Военный Бахмут Владимира Мощенко
Владимир Мощенко
(род. 16 марта 1932, Артёмовск Донецкой области) — писатель, поэт, прозаик, переводчик, журналист.Родился в семье железнодорожника. В детстве жил в Донбассе и в эвакуации в Джезказгане. Учился на факультете журналистики Харьковского университета. Окончил Литературный институт (семинар Владимира Соколова, 1963), высшую партийную школу при ЦК КПСС (1971) и высшие академические курсы МВД СССР (1980).
Работал в газете «Комсомолец Донбасса» (1952—1954), служил в армии в Нахичевани-на-Араксе, работал в окружной военной газете в Тбилиси «Ленинское знамя» (1957—1966), был командирован на два года в Будапешт. Затем был редактором в издательстве «Донбасс» (1966—1967), заведовал сектором информации Донецкого обкома КП Украины (1967—1969). В Москве начальник отдела МВД СССР, полковник милиции (1971—1983). Член Союза писателей СССР с 1972 года. Шахматист, был дружен с гроссмейстером Сало Флором. Джазмен. В романе его друга В. Аксёнова «В поисках грустного бэби» — фанатик джаза. Был членом КПСС (1962—1990).В своей книге "Голоса исчезают – музыка остается" он вспоминает Бахмут эти воспоминания я разбил условно на 4 части: 1. "Бахмут перед эвакуацией" здесь мы увидим каким был город и его люди когда уже начали бомбить город. 2. "Длинный путь на восток" это часть о том как эшелон шел с Бахмута в Джезказган. 3 "Воспоминая" в этой части мы увидим его детские воспоминания о городе, что больше всего ему запомнилось. 4. "Возвращение" какой был город и его судьба по возвращению в Артемовск.

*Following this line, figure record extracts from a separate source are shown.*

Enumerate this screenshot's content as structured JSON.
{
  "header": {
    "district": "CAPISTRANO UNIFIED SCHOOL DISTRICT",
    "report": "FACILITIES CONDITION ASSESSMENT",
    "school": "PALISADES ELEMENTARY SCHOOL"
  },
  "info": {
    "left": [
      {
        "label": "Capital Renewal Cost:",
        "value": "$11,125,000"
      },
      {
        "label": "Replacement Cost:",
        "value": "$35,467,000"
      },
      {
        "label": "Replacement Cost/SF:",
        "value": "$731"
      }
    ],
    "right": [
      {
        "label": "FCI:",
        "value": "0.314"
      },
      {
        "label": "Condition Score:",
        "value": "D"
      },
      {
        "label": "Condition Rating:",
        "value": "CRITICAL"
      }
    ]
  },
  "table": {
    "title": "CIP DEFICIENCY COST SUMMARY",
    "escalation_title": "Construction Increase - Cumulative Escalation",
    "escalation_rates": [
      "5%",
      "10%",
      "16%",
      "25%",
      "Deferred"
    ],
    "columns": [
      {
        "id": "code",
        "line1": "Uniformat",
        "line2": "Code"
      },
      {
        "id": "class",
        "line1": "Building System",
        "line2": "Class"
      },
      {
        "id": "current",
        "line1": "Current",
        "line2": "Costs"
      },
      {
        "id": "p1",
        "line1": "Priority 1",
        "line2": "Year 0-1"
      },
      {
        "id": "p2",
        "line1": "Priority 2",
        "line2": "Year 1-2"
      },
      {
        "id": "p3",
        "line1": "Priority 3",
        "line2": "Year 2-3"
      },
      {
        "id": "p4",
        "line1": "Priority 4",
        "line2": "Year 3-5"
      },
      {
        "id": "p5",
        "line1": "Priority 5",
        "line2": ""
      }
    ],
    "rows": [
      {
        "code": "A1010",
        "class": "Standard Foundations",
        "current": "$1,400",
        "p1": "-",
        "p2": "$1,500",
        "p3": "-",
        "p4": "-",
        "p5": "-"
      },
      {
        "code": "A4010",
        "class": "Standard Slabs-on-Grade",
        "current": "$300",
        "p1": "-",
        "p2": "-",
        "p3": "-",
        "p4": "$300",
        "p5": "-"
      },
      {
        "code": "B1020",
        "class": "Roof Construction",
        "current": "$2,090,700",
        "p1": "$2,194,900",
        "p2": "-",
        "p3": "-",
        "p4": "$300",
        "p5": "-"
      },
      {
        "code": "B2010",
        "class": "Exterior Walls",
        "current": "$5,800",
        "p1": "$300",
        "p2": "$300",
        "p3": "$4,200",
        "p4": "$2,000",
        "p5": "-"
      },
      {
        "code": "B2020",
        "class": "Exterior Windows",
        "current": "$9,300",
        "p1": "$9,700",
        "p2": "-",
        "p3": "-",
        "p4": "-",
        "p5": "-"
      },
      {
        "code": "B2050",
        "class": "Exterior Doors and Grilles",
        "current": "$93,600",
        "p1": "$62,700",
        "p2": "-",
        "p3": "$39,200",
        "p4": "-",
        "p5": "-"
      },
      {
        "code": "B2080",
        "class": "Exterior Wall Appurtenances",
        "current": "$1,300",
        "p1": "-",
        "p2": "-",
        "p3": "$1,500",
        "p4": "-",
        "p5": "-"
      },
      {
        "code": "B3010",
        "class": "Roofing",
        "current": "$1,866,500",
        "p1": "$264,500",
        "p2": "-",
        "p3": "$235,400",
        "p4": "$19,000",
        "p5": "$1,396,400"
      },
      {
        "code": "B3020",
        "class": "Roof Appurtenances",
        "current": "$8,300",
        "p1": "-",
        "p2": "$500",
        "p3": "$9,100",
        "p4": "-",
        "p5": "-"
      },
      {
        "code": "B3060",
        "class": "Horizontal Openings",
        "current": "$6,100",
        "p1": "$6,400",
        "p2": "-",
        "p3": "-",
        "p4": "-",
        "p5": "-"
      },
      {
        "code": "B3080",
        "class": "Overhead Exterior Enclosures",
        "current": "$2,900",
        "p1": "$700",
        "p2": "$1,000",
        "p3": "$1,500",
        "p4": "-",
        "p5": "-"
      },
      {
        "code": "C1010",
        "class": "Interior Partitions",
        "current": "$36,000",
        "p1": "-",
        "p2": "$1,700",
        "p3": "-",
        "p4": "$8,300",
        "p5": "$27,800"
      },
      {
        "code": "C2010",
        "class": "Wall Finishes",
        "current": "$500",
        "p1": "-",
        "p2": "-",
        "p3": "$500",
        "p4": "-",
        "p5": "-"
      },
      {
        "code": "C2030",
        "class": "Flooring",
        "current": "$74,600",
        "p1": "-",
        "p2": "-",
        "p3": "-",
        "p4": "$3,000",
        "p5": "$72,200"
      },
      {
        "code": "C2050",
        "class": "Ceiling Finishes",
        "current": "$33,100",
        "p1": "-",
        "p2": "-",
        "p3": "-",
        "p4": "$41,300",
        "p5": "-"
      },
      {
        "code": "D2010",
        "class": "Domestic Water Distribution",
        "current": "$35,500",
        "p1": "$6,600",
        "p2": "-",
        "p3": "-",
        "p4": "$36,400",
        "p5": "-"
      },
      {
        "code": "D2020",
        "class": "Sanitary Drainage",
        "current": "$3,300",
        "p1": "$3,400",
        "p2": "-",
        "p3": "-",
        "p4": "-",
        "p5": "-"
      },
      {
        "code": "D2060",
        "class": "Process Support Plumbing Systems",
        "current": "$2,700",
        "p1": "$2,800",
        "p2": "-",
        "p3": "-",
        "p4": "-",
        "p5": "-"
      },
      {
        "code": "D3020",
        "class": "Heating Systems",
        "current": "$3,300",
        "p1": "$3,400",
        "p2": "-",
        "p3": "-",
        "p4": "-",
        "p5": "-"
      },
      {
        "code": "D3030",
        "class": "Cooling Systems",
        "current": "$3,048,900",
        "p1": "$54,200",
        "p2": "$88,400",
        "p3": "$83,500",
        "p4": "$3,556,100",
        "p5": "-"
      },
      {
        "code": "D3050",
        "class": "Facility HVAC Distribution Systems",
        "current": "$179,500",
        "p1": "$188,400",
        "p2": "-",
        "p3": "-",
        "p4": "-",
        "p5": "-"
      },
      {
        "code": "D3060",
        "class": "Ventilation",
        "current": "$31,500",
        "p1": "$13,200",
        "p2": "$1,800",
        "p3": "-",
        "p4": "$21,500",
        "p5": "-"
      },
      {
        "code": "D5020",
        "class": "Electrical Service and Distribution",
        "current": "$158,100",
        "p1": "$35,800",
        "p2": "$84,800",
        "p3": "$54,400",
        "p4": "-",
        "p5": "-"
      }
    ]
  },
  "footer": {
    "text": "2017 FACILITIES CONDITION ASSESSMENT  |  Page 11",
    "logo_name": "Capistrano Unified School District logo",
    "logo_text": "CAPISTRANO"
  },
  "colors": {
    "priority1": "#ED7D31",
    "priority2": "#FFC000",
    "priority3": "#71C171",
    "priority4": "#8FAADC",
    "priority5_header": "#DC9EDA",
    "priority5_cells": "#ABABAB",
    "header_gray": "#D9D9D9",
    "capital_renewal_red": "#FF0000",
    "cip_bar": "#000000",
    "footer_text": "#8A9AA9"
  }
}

И начну я, пожалуй, с того дня, когда за мной в школу, во дворе которой уже было выкопано бомбоубежище, весело обживавшееся на переменках ребятнёй, чуть ли не прибежал мой отец, совсем не по-обычному растерянный и бледный. Он – неслыханное дело – вошёл прямо в класс в своей железнодорожной фуражке, даже не поздоровался с учительницей и велел мне:
– Давай собирайся. Побыстрее.
Он, не переставая, отирал рукавом пот с лица.
Мы жили тогда в Артёмовске (местные жители, особенно пожилые, называли его по-старому, по-дореволюционному – Бахмут), на Ворошиловской, почти сплошь одноэтажной, пыльной и начисто лишённой садов и скверов в отличие от большинства других улиц. От школы к нам – пять минут ходу, не больше. Отец, пока мы шли, сказал, что, как стало ему сегодня известно, наши родичи в Харькове погибли во время бомбёжки, и вообще там множество людей погибло. Я ездил к этим родичам в прошлом году на три дня; они работали на окраинном ХТЗ (тракторном заводе), искренне удивлялись моей наивной местечковости, часто, к моему удовольствию, катали меня на «своём» трамвае (кстати, трамвайные трёхкопеечные билетики я хранил как редкость в альбоме для марок).
С первого дня войны мы, не сговариваясь, выходили во двор в сумерках и, бывало, вслушивались, как немецкие самолёты, гудя в ночи, не спеша, будто куражась, двигались в сторону Никитовки и Горловки, где было очень много шахт и заводов, и вслед за тем на горизонте в темени вспыхивало в разных местах зловещее, пугающее пламя. Эхо взрывов к нам не доносилось.
Кто-то возмущался:
– Во, гады. Ничего не боятся. Почему их не сбивают? Почему?! Что, у нас зениток нету?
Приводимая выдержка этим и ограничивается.